I started to think about what I knew about child development, what I knew about my own children's needs and personalities and what I had originally imagined my ideal time of what raising my kids would look like.  It didn't match what we were living.  Time to re-focus.
It sounds silly but I started to plan.  I started to make a schedule.  I knew that I couldn't just wait for things to happen, I had to make them happen.  Here's what our week structure started to look like in the afternoons:
Monday - craft
Tuesday - baking, swimming lessons
Wednesday - community play group
Thursday - craft
Friday - community play group, movie night
Saturday - family outing
Sunday - church, family lunch outing
Writing down an outline simply wasn't enough.  I brainstormed craft ideas (inspired by an old Mr. Dress-up book).  I thought about recipes the kids would enjoy.  I looked up placed that we could go.  None of it was particularly expensive.  Once you have basic craft materials (scissors, markers, paper, crayons, stickers, paint...) you can do a lot of things.  We hit up Michael's and found some deals too (a few little wood airplane sets for $1.50 each, small clay pots for painting, iron on patches and aprons to personalise...).  We bought a large paper roll at Ikea for $5.00 to make life size drawings.  I had the kids go through the Mr.
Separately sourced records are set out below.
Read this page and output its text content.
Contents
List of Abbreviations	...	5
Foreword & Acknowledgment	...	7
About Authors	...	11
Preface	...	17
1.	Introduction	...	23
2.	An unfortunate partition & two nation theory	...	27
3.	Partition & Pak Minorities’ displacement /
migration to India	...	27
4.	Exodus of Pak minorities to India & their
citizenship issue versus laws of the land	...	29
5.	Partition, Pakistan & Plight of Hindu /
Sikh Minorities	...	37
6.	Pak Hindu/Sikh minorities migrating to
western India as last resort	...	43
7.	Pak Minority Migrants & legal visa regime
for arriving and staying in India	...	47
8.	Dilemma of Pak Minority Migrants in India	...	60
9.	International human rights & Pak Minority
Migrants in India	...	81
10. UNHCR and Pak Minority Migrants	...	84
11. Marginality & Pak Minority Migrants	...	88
Dress-up book and star what they wanted to do the most.  We dug out the collection of coloring books for the depths of the closet for afternoons to simply color.  And it worked.  They love spending time like this together.  We've baked muffins, cookies and cinnamon buns.  They look forward to what we are going to do each day.  Just this morning my oldest told me that he loved our family because we do things together.  A big change from the bored boy getting into trouble.  He really has brightened up a lot.
As the spring programs are starting to end, I'm looking towards our summer schedule.  Life will be much different.  Our oldest will be home full time.  We will be spending some time travelling.  The routine will change.  But now I really value the importance of having a routine, having a plan.  Does this mean all my weeks are the same?  Not at all.   Things come up, so we change it a little, vary it a little, but we have a plan.  We spend intentional time together, that's the important thing.  Since I now know, really know, how much my kids thrive on having a routine, I make sure to go over the week ahead with them so they know what's going on.  I'll let them know the plan for the day.  If we have places to go, errands to run, they balk less because they know the whole plan.
Does all this routine mean that there is no room for spontaneity?  Absolutely not!  Not every minute of the day is planned out.   We take impromptu detours along the way, but the schedule gives us a way to go.  And I have happier, more secure kids because of it.

1 comment:

  1. I'm right there with you! We wouldn't make it through summer without a schedule!

    I do need to go buy a big roll of paper though too. I'm sure there are a million ways to use it.